Het gemeentelijk parkeerbeleid is vastgelegd in de Parkeervisie fiets en auto (vastgesteld 21 maart 2019). De essentie van de parkeervisie is 'mogelijk maken waar het kan, reguleren waar het moet'.

Met de gestaag groeiende cijfers voor autobezit en -gebruik ontstaat een drietal gevolgen die om een beleidsmatige reactie vragen.
Het eerste gevolg is dat er tijden en plaatsen zijn waar meer vraag naar parkeerruimte is dan aanbod. Regulering richt zich dan op het optimaal verdelen van de beschikbare ruimte.

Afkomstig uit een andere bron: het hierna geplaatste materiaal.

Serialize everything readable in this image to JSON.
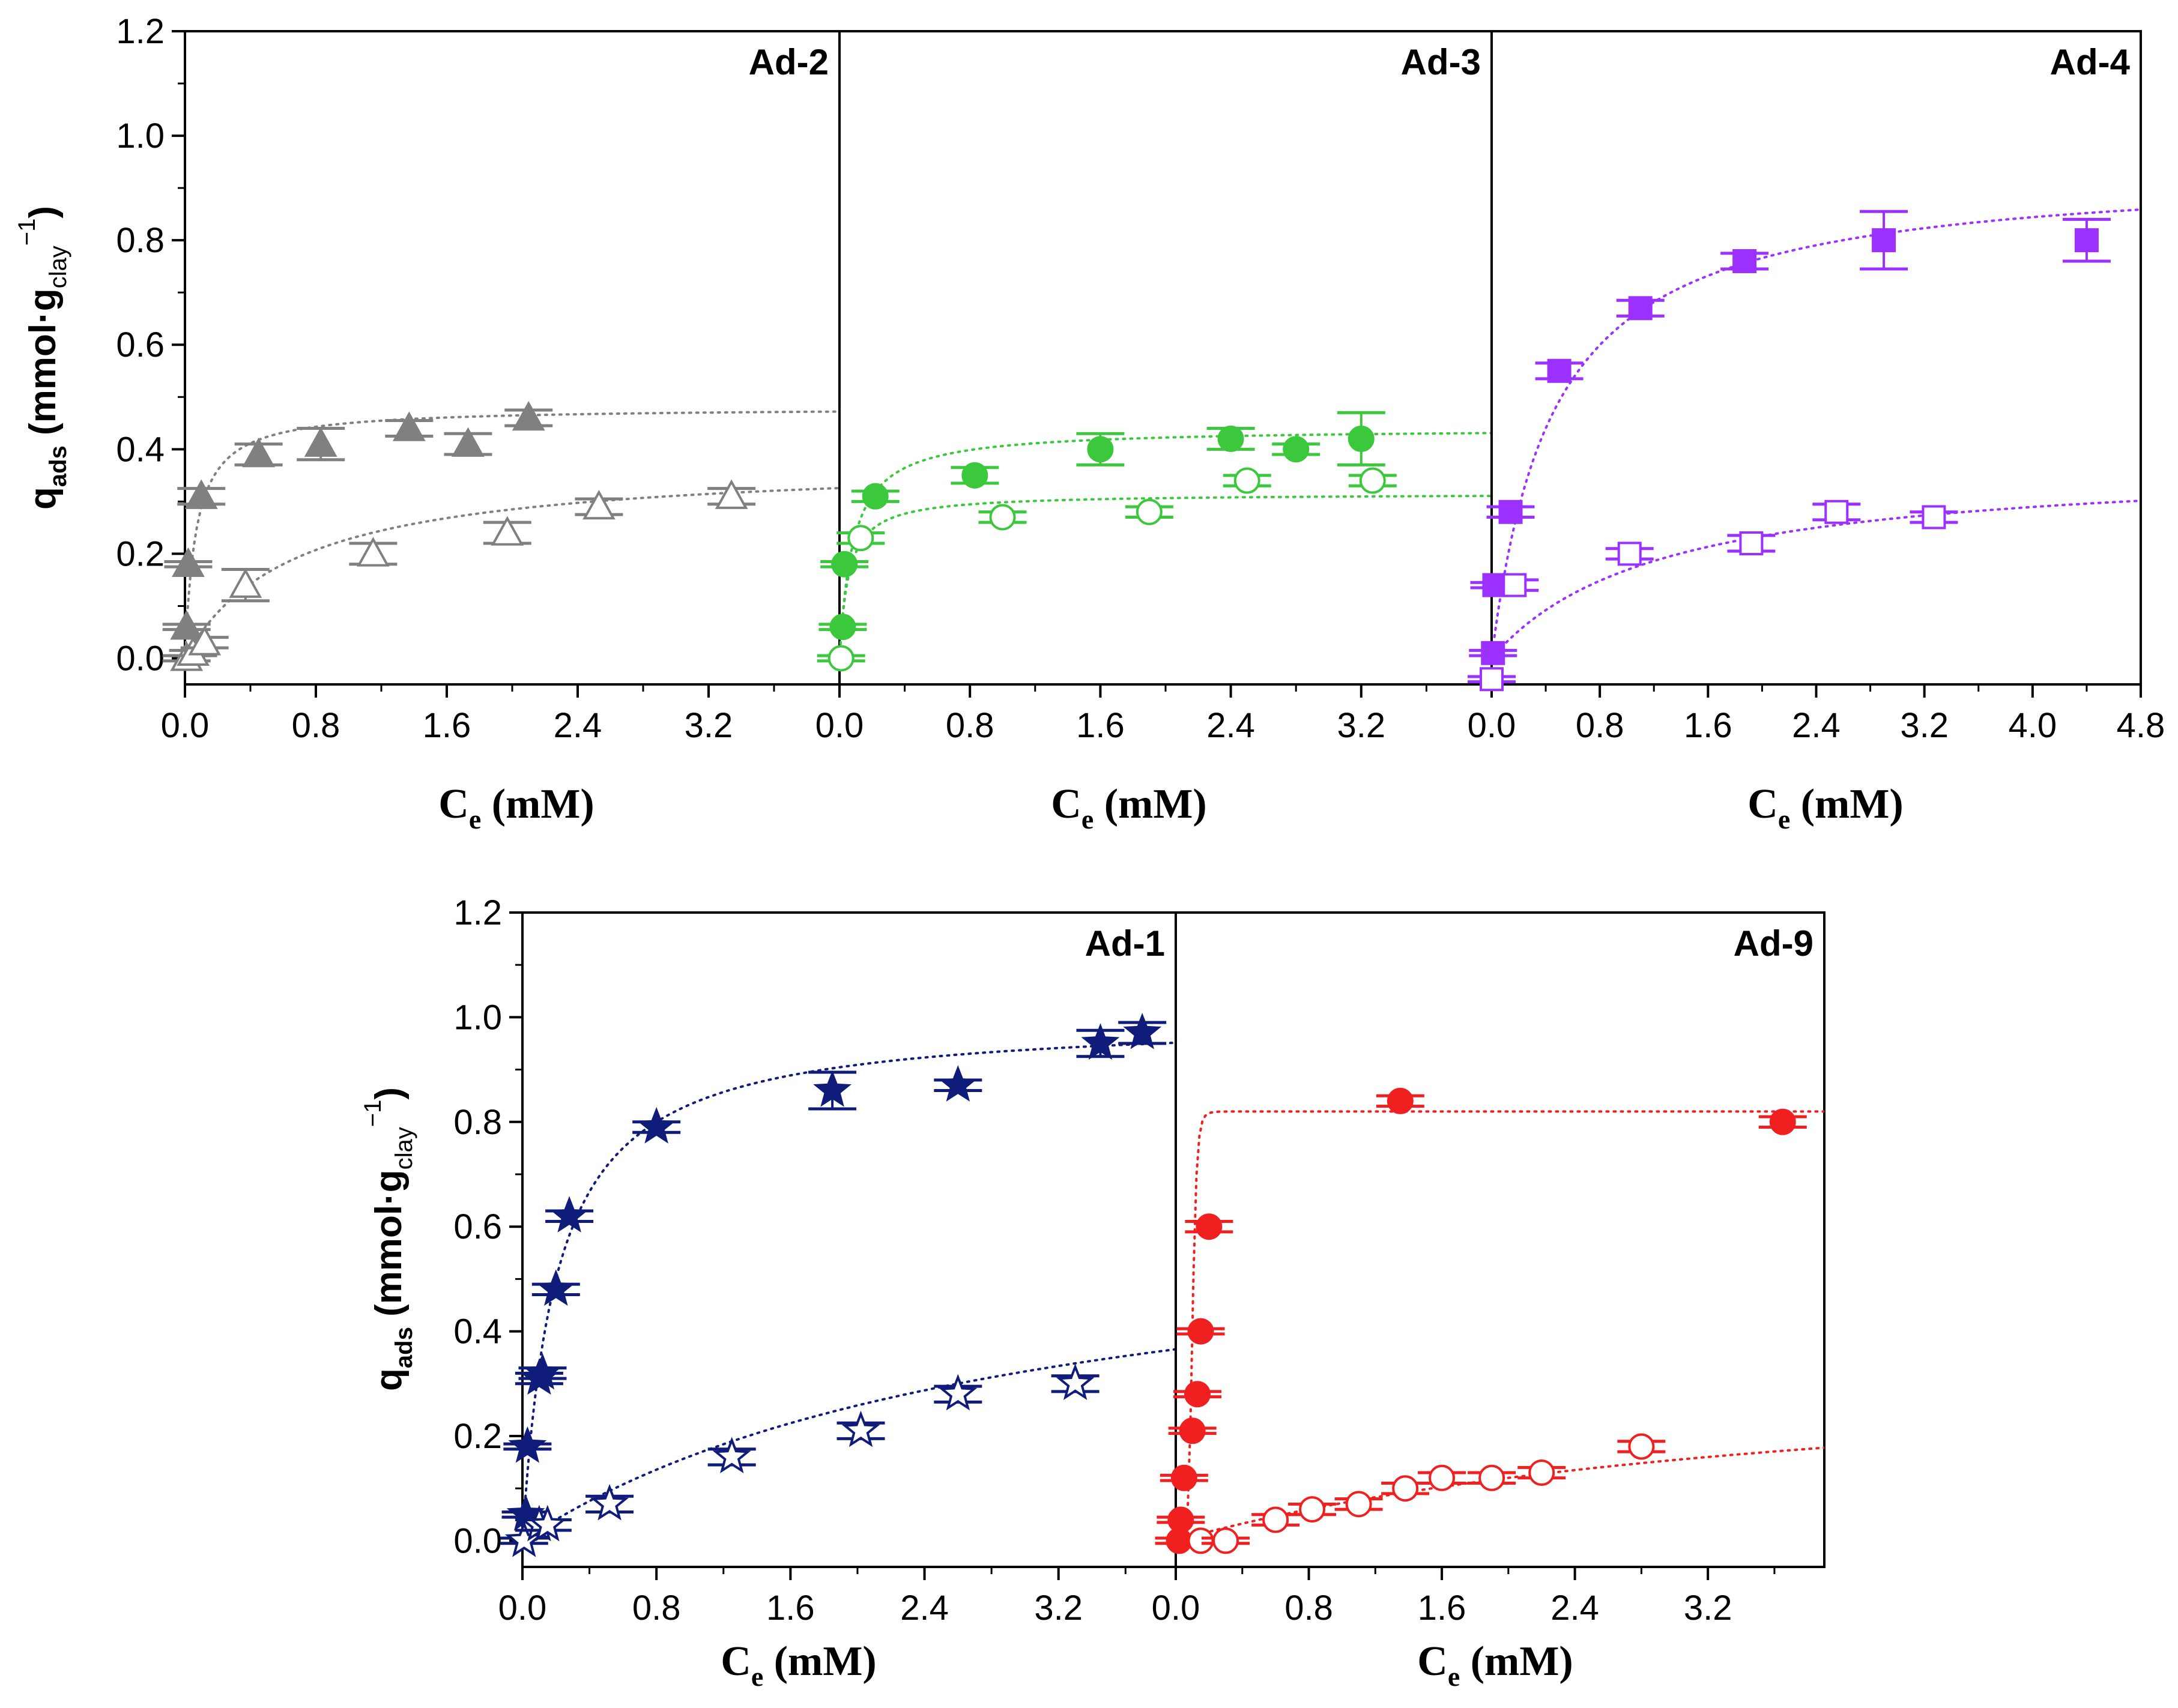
{
  "figure": {
    "y_axis_label": {
      "main": "q",
      "sub": "ads",
      "unit_prefix": " (mmol·g",
      "unit_sub": "clay",
      "unit_sup": "−1",
      "unit_suffix": ")"
    },
    "x_axis_label": {
      "main": "C",
      "sub": "e",
      "unit": " (mM)"
    }
  },
  "chart_data": [
    {
      "type": "scatter",
      "title": "Ad-2",
      "xlabel": "Ce (mM)",
      "ylabel": "qads (mmol·gclay−1)",
      "xlim": [
        0,
        4.0
      ],
      "ylim": [
        -0.05,
        1.2
      ],
      "x_ticks": [
        "0.0",
        "0.8",
        "1.6",
        "2.4",
        "3.2"
      ],
      "y_ticks": [
        "0.0",
        "0.2",
        "0.4",
        "0.6",
        "0.8",
        "1.0",
        "1.2"
      ],
      "color": "#808080",
      "marker": "triangle",
      "series": [
        {
          "fill": "filled",
          "fit": {
            "qmax": 0.48,
            "K": 15
          },
          "x": [
            0.01,
            0.02,
            0.1,
            0.45,
            0.83,
            1.37,
            1.73,
            2.1
          ],
          "y": [
            0.06,
            0.18,
            0.31,
            0.39,
            0.41,
            0.44,
            0.41,
            0.46
          ],
          "err_y": [
            0.005,
            0.005,
            0.015,
            0.02,
            0.03,
            0.015,
            0.02,
            0.015
          ]
        },
        {
          "fill": "open",
          "fit": {
            "qmax": 0.38,
            "K": 1.5
          },
          "x": [
            0.01,
            0.05,
            0.12,
            0.37,
            1.15,
            1.97,
            2.53,
            3.34
          ],
          "y": [
            0.0,
            0.01,
            0.03,
            0.14,
            0.2,
            0.24,
            0.29,
            0.31
          ],
          "err_y": [
            0.005,
            0.005,
            0.01,
            0.03,
            0.02,
            0.02,
            0.015,
            0.015
          ]
        }
      ]
    },
    {
      "type": "scatter",
      "title": "Ad-3",
      "xlabel": "Ce (mM)",
      "ylabel": "qads (mmol·gclay−1)",
      "xlim": [
        0,
        4.0
      ],
      "ylim": [
        -0.05,
        1.2
      ],
      "x_ticks": [
        "0.0",
        "0.8",
        "1.6",
        "2.4",
        "3.2"
      ],
      "color": "#3CC83C",
      "marker": "circle",
      "series": [
        {
          "fill": "filled",
          "fit": {
            "qmax": 0.44,
            "K": 12
          },
          "x": [
            0.02,
            0.03,
            0.22,
            0.83,
            1.6,
            2.4,
            2.8,
            3.2
          ],
          "y": [
            0.06,
            0.18,
            0.31,
            0.35,
            0.4,
            0.42,
            0.4,
            0.42
          ],
          "err_y": [
            0.005,
            0.005,
            0.01,
            0.015,
            0.03,
            0.02,
            0.01,
            0.05
          ]
        },
        {
          "fill": "open",
          "fit": {
            "qmax": 0.315,
            "K": 18
          },
          "x": [
            0.01,
            0.13,
            1.0,
            1.9,
            2.5,
            3.27
          ],
          "y": [
            0.0,
            0.23,
            0.27,
            0.28,
            0.34,
            0.34
          ],
          "err_y": [
            0.005,
            0.01,
            0.01,
            0.01,
            0.01,
            0.01
          ]
        }
      ]
    },
    {
      "type": "scatter",
      "title": "Ad-4",
      "xlabel": "Ce (mM)",
      "ylabel": "qads (mmol·gclay−1)",
      "xlim": [
        0,
        4.8
      ],
      "ylim": [
        -0.05,
        1.2
      ],
      "x_ticks": [
        "0.0",
        "0.8",
        "1.6",
        "2.4",
        "3.2",
        "4.0",
        "4.8"
      ],
      "color": "#9B30FF",
      "marker": "square",
      "series": [
        {
          "fill": "filled",
          "fit": {
            "qmax": 0.94,
            "K": 2.2
          },
          "x": [
            0.01,
            0.02,
            0.14,
            0.5,
            1.1,
            1.87,
            2.9,
            4.4
          ],
          "y": [
            0.01,
            0.14,
            0.28,
            0.55,
            0.67,
            0.76,
            0.8,
            0.8
          ],
          "err_y": [
            0.005,
            0.005,
            0.01,
            0.015,
            0.015,
            0.015,
            0.055,
            0.04
          ]
        },
        {
          "fill": "open",
          "fit": {
            "qmax": 0.38,
            "K": 0.8
          },
          "x": [
            0.0,
            0.17,
            1.02,
            1.92,
            2.55,
            3.27
          ],
          "y": [
            -0.04,
            0.14,
            0.2,
            0.22,
            0.28,
            0.27
          ],
          "err_y": [
            0.005,
            0.01,
            0.01,
            0.015,
            0.015,
            0.01
          ]
        }
      ]
    },
    {
      "type": "scatter",
      "title": "Ad-1",
      "xlabel": "Ce (mM)",
      "ylabel": "qads (mmol·gclay−1)",
      "xlim": [
        0,
        3.9
      ],
      "ylim": [
        -0.05,
        1.2
      ],
      "x_ticks": [
        "0.0",
        "0.8",
        "1.6",
        "2.4",
        "3.2"
      ],
      "y_ticks": [
        "0.0",
        "0.2",
        "0.4",
        "0.6",
        "0.8",
        "1.0",
        "1.2"
      ],
      "color": "#101C7A",
      "marker": "star",
      "series": [
        {
          "fill": "filled",
          "fit": {
            "qmax": 1.0,
            "K": 5
          },
          "x": [
            0.02,
            0.03,
            0.1,
            0.12,
            0.2,
            0.28,
            0.8,
            1.85,
            2.6,
            3.45,
            3.7
          ],
          "y": [
            0.05,
            0.18,
            0.31,
            0.32,
            0.48,
            0.62,
            0.79,
            0.86,
            0.87,
            0.95,
            0.97
          ],
          "err_y": [
            0.005,
            0.005,
            0.01,
            0.01,
            0.01,
            0.01,
            0.01,
            0.035,
            0.01,
            0.025,
            0.02
          ]
        },
        {
          "fill": "open",
          "fit": {
            "qmax": 0.65,
            "K": 0.33
          },
          "x": [
            0.01,
            0.1,
            0.15,
            0.52,
            1.25,
            2.02,
            2.6,
            3.3
          ],
          "y": [
            0.0,
            0.03,
            0.03,
            0.07,
            0.16,
            0.21,
            0.28,
            0.3
          ],
          "err_y": [
            0.005,
            0.01,
            0.01,
            0.015,
            0.015,
            0.015,
            0.015,
            0.015
          ]
        }
      ]
    },
    {
      "type": "scatter",
      "title": "Ad-9",
      "xlabel": "Ce (mM)",
      "ylabel": "qads (mmol·gclay−1)",
      "xlim": [
        0,
        3.9
      ],
      "ylim": [
        -0.05,
        1.2
      ],
      "x_ticks": [
        "0.0",
        "0.8",
        "1.6",
        "2.4",
        "3.2"
      ],
      "color": "#F02020",
      "marker": "circle",
      "series": [
        {
          "fill": "filled",
          "fit": {
            "qmax": 0.82,
            "K": 10,
            "n": 8
          },
          "x": [
            0.02,
            0.03,
            0.05,
            0.1,
            0.13,
            0.15,
            0.2,
            1.35,
            3.65
          ],
          "y": [
            0.0,
            0.04,
            0.12,
            0.21,
            0.28,
            0.4,
            0.6,
            0.84,
            0.8
          ],
          "err_y": [
            0.005,
            0.005,
            0.005,
            0.005,
            0.005,
            0.005,
            0.01,
            0.01,
            0.01
          ]
        },
        {
          "fill": "open",
          "fit": {
            "qmax": 0.36,
            "K": 0.25
          },
          "x": [
            0.15,
            0.3,
            0.6,
            0.82,
            1.1,
            1.38,
            1.6,
            1.9,
            2.2,
            2.8
          ],
          "y": [
            0.0,
            0.0,
            0.04,
            0.06,
            0.07,
            0.1,
            0.12,
            0.12,
            0.13,
            0.18
          ],
          "err_y": [
            0.005,
            0.005,
            0.01,
            0.01,
            0.01,
            0.01,
            0.01,
            0.01,
            0.01,
            0.01
          ]
        }
      ]
    }
  ]
}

Het invoeren van betaald parkeren is daarbij een goed instrument, met als effect dat plaatsen zo efficiënt mogelijk gebruikt worden.
Het tweede gevolg is dat er groepen autobezitters zijn die beschermd moet worden tegen overlast van parkeerders van 'buitenaf'. Meestal gaat het dan om het beschermen van bewoners in het centrum en de randen van de binnenstad of bij grote publiekstrekkers. Parkeervergunningen zijn daarbij het meest effectieve instrument, in combinatie met het stellen van parkeernormen, zodat de druk van geparkeerde auto's op de openbare ruimte per saldo niet toeneemt.
Het derde gevolg is de uitstoot van auto's en de ruimte en aanblik van geparkeerde auto's voor de omgeving. Zoekverkeer levert extra uitstoot op, reden om parkerend verkeer een goede voorziening te bieden. Om het aantrekkelijker te maken om met de fiets naar de binnenstad te komen, wordt in de parkeervisie sterk ingezet op het realiseren van extra mogelijkheden om fietsen bewaakt te kunnen stallen.

Daarnaast is parkeerbeleid van belang voor doorstroming van het verkeer (om bijvoorbeeld opstoppingen van auto's die willen parkeren op doorgaande wegen te voorkomen) en is er een economisch belang.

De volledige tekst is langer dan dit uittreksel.